I am against right to work laws; I see them as intentionally destructive to cohesion in the work place. As for who works in the south, the south has been the favorite of auto manufacturers because of anti union sentiment that dates before the Civil war; it's purely political and has everything to do with 'northern aggression'. Lower wages and benefits are another reason, that you have pointed out, but more education on the part of line force will never raise wags and benefits down there: the fact is fear is the motivator against any concerns for upward scale living. Unions have zero to do with who's employable and who;s not. Union people are sent away and fired all the time for unemployable reasons. My own union had guys with "lived at the hiring hall" as we'd say; they did lousy work, they went out for the day's wages only and none of us wanted them on our docks. They were the first to get "do not send letters" from the employers to the hall.
Right to work laws have nefarious ends in mind. If you want the proof, just look at the sate of labor and the income gap and temporary work world that exists today.
Well, the laws are certainly destructive to cohesion.

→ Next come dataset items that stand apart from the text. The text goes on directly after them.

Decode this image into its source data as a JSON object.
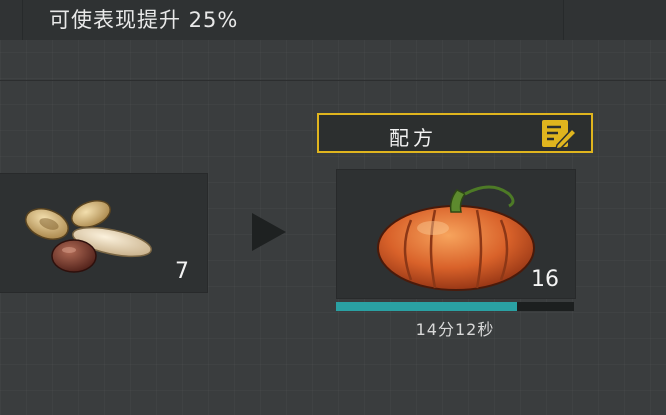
{
  "bonus": {
    "text": "可使表现提升 25%"
  },
  "recipe": {
    "label": "配方",
    "icon": "recipe-edit-icon",
    "accent": "#e0b51e"
  },
  "input_slot": {
    "item_icon": "seeds-icon",
    "count": "7"
  },
  "output_slot": {
    "item_icon": "pumpkin-icon",
    "count": "16"
  },
  "progress": {
    "fraction": 0.76,
    "timer": "14分12秒",
    "color": "#2aa1a3"
  },
  "transform_arrow": "play-arrow-icon"
}
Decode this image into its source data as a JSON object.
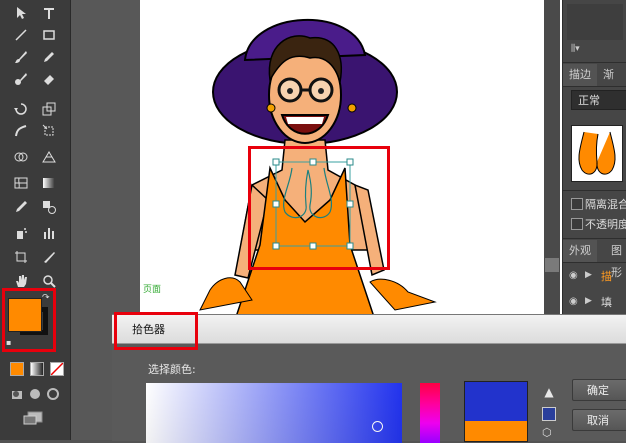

I get the anti-union sentiment, but to say that it is the result of Civil War era resentments is really a stretch. Most unions were very short lived before 1881. The presence of slave labor certainly precluded the need for most unions anyway and the population of the south was much more rural and less organized by nature, so I don't see the connection.
Lower wages are probably more related to a lower cost of living as anything else. Imagine if you could build a car in a location for $10000 and the workers have the same purchasing power as a another location in which a car is built for $15000. The foreign car manufacturers realized this and moved in once domestic manufacturers' labor prices shot through the roof as a result of unsustainable wage and benefit growth in the 1980's and 90's. Pay market value for wages in the south which are lower than those in the north and price your cars to sell.

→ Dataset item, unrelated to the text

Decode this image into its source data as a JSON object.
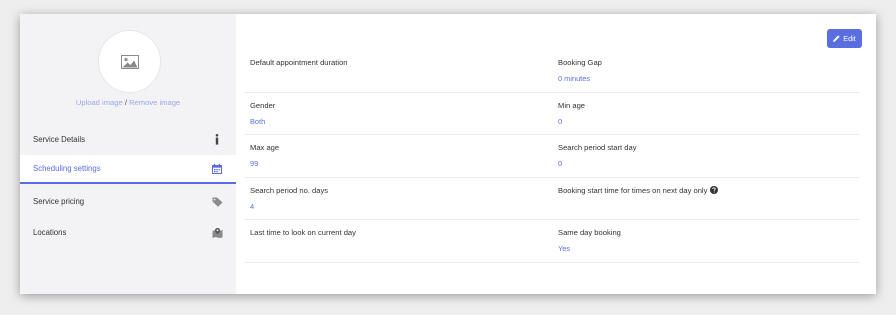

Unsustainable healthcare, pensions and wages basically drove the US auto manufacturers to the brink in the 2000's as the dollar lost value and foreign companies moved their manufacturing here, along with their vastly better R&D, quality design and assembly.

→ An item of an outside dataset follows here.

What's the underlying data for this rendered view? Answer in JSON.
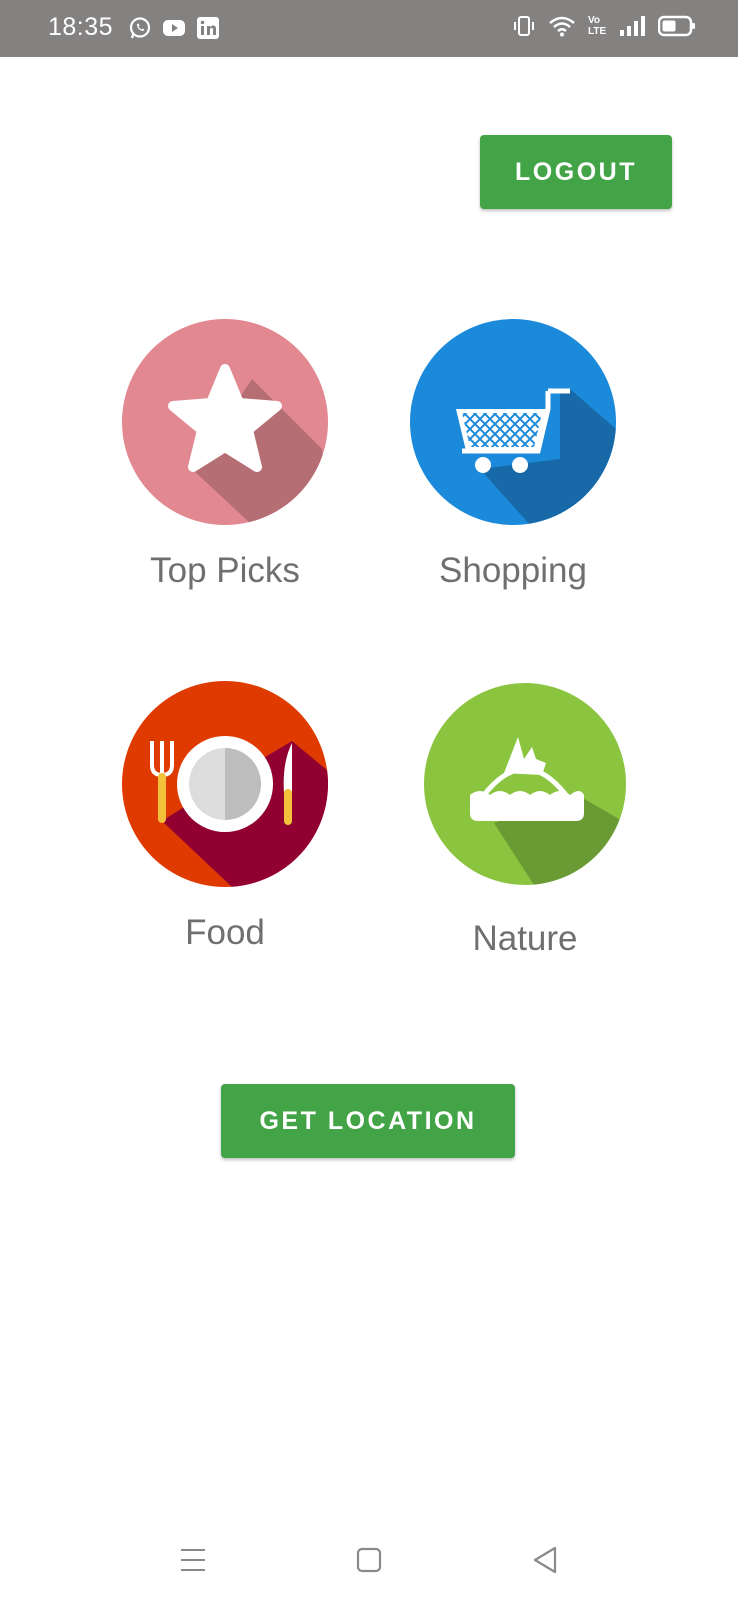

Please tell me, do you wish for:
a) open borders which further drives down wages?
b) increased wages which increases prices of manufactured goods?
c) union-negotiated wages and benefits which create unsustainable costs for manufacturers.
d) tariffs which artificially increase the cost of foreign manufactured goods thereby increasing costs for everyone
e) goods manufactured at a lower cost in RTW states and sold for a reasonable cost.
I realize you have a tie to the unions, and no-one says they have not been a huge benefit to the working class. However, the first rule of bureaucracy is "Thou shalt grow and gain influence..." At some point that growth and influence causes the system to collapse upon itself and then it is ripe to return. Until then, the south keeps gaining manufacturing jobs and the wealth gap keeps climbing in the blue areas.